Capt. Jeff Gutman runs his 85-foot Gulf Craft Voyager out of Point Pleasant Beach, New Jersey, and consistently puts his clients into big tiles. He considers drift speed the most important element in this fishery, postponing his trips when the forecast calls for winds exceeding 20 knots.
"Drift speed is important for two reasons," Gutman says. "First of all, you want to be drifting at a speed that allows the fish to catch up to the bait as opposed to having your bait fly past them before they can home in on it. Secondly, drifting too fast requires a lot of lead to stay on the bottom, as well as a great deal of scope in the line. Both of these factors make feeling the bites more difficult, and if nothing else, make fishing less enjoyable."
When Gutman is in an area with tight concentrations of tiles, he likes a drift speed of half a mile per hour or less. When fishing an area where tiles seem to be more scattered, the captain prefers to drift slightly faster. He notes, "When we drift at less than half a mile per hour, we don't cover enough ground to get to the next fish. On the other hand, when we drift at 1 mph or faster, we need a lot of weight and get fewer bites."
Getting the Lead Out
In deep water, tilefishing with conventional equipment is not for the faint of heart, as both angler and gear need to be up to this fishing's rigorous demands. Commercial fishermen have reported catching tiles in the 80-pound class, but tilefish generally run about 5 to 25 pounds. (Dennis Muhlenforth of Hockessin, Delaware, caught a 63-pound, 8-ounce behemoth golden tile on conventional rod and reel last August, posting the new IGFA all-tackle world record.)
Just reeling up your rig for a bait check or to position for a new drift can get the heart pumping, let alone hooking into a huge fish, so it's important to have proper equipment. Use a reel with a high retrieve ratio, a large spool or both to gain more line with each crank. Shimano Torsa and Tiagra reels do an excellent job of this. For the angler on a budget, the Newell S454-5, Okuma Titus T-20 and Penn 320 GTi are all very capable reels when spooled with preferred line - braid in the 65-pound-test range. To optimize performance, spool up slightly beyond normal capacity. A reel filled to the max will retrieve the most line per turn.
Many line choices work well for tilefishing - as long as they're braid! While the debate over monofilament and braided line will continue for many other fishing applications, braid for tiles is essential. Even in depths of more than 1,000 feet, braided line has the sensitivity to detect bites.

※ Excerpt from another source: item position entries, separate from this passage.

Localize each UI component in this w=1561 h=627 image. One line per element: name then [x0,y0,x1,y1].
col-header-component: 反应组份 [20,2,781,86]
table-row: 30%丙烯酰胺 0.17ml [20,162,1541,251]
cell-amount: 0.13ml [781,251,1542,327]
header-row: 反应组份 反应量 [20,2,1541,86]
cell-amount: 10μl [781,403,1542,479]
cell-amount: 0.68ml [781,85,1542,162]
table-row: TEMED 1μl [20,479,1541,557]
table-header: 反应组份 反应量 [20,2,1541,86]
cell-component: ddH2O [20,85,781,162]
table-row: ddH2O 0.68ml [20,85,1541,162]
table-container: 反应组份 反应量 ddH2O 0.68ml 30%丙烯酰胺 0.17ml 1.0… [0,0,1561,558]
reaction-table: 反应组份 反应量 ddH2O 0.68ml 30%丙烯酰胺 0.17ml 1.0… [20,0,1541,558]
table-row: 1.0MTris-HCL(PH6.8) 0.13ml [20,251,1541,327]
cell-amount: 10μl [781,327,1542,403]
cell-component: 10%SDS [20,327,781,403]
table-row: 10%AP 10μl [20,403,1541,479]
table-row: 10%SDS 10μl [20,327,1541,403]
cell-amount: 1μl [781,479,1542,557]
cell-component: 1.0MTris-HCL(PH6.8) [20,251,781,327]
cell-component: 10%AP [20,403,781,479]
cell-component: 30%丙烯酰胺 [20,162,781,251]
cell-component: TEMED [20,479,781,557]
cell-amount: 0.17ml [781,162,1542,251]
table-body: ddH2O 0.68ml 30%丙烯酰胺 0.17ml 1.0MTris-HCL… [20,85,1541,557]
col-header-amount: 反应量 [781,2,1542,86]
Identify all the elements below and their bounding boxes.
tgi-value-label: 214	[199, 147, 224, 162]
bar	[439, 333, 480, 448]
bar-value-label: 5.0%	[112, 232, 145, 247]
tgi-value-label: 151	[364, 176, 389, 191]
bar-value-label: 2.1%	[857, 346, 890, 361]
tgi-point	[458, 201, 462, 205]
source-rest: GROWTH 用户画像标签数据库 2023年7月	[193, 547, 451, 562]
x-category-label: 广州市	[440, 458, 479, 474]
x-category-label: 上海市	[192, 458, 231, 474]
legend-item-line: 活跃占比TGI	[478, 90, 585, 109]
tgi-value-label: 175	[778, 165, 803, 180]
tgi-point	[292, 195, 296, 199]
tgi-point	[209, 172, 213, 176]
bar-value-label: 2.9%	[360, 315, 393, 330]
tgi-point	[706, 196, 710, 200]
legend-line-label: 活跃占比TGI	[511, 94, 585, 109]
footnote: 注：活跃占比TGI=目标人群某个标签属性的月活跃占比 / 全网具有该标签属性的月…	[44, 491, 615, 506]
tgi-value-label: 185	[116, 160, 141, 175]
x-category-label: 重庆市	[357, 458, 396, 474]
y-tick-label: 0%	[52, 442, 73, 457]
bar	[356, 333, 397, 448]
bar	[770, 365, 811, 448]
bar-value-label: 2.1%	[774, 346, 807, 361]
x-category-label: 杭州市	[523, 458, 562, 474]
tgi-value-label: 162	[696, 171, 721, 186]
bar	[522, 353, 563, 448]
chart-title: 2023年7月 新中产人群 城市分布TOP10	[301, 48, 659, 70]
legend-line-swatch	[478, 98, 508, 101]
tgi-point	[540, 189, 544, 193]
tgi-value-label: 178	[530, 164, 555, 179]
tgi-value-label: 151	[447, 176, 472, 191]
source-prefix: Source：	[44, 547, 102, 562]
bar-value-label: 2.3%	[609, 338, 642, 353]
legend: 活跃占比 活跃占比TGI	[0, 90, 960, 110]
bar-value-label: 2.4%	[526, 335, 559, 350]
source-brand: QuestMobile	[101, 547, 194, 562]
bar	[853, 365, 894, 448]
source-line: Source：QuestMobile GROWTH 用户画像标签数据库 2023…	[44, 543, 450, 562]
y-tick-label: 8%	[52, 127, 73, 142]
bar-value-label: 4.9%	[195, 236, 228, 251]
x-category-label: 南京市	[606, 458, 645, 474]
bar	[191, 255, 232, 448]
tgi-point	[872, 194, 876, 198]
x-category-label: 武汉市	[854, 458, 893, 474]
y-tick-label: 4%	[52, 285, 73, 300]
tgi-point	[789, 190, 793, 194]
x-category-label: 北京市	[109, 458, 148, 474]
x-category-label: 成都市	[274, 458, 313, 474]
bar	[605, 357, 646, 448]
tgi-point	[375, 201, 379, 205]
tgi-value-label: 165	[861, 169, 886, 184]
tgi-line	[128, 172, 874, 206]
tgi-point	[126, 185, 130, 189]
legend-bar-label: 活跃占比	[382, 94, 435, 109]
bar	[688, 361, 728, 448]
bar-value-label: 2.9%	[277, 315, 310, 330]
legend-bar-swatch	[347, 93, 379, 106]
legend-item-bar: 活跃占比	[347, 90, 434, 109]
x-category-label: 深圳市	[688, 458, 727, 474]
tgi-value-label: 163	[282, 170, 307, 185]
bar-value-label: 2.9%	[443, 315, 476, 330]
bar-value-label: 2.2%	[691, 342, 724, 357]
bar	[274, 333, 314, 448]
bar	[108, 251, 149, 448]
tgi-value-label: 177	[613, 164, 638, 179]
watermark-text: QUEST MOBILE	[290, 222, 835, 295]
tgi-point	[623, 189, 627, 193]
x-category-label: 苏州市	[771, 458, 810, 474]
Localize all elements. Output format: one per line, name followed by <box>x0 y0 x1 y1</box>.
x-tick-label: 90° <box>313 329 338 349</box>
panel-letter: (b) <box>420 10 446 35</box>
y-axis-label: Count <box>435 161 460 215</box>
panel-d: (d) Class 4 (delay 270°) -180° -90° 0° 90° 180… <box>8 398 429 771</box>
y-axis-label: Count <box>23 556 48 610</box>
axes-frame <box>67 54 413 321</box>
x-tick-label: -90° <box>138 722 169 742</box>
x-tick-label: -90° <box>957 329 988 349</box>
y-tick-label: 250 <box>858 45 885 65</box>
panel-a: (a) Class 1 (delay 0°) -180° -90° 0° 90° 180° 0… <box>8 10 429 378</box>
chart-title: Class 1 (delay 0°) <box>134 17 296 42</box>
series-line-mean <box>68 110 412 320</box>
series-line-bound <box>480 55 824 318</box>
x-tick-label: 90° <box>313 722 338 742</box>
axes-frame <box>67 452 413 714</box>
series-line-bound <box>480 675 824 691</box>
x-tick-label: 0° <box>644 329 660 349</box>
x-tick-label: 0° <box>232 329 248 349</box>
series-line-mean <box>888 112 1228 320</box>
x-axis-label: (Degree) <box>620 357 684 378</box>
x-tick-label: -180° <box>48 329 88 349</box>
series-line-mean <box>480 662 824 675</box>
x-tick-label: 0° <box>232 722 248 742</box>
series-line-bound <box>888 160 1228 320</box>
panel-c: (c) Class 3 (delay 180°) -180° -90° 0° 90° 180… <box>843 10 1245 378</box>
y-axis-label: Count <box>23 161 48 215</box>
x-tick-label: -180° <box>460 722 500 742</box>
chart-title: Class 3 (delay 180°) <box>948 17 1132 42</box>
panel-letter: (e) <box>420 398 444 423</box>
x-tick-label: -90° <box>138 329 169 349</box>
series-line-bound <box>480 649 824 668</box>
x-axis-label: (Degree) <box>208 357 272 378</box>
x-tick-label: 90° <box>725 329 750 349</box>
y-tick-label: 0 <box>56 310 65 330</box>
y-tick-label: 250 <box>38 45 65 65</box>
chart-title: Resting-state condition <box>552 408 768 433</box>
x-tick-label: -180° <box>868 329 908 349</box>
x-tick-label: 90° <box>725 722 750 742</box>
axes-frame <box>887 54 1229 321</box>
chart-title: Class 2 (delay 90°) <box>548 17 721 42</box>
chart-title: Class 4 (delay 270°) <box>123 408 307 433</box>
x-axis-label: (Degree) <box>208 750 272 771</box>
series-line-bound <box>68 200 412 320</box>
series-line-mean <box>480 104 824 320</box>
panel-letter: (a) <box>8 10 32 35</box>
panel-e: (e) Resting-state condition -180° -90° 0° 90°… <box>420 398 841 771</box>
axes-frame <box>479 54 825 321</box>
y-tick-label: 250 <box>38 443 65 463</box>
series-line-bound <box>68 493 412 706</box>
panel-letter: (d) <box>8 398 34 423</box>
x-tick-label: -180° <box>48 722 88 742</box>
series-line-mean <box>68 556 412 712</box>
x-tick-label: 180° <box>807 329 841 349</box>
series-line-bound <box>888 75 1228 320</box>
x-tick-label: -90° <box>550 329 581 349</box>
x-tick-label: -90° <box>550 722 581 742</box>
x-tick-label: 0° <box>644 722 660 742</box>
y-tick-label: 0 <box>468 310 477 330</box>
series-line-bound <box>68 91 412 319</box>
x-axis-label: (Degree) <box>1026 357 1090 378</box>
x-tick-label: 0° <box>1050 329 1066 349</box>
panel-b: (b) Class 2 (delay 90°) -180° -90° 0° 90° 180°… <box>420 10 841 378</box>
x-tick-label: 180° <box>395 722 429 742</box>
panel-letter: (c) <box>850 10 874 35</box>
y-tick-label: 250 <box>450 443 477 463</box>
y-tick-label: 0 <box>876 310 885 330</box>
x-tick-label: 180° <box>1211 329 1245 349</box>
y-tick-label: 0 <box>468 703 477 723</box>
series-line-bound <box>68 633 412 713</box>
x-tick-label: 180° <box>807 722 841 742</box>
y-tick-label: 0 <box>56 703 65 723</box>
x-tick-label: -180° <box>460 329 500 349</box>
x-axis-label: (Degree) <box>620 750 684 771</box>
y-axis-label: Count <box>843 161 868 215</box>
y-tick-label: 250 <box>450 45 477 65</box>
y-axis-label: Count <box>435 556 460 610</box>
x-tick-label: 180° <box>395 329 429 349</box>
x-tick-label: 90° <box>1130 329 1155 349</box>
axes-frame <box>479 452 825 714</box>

Of equal importance is the narrow diameter of braided line. The wider monofilament line offers more surface area to the current. The deeper you drop, the more the currents affect the line, creating more slack and reducing your ability to feel a fish. Ultimately, with mono you need more weight to hold bottom and more line to get it there. Braided line keeps line scope to a minimum and allows you to fish with less weight - both virtues when it comes to tilefishing.
As for rod choice, a typical cod stick with a lot of backbone does the trick. You want a 6- to 7½-foot rod rated for 50-pound-test. Most importantly, your equipment should be comfortable: You might have six to 10 hookups over the course of the day. That means you'd be pulling on fish for more than a mile. The handgrips both above and below your reel should be to your liking, and if you use a gimbal belt, fish with a rod made for that.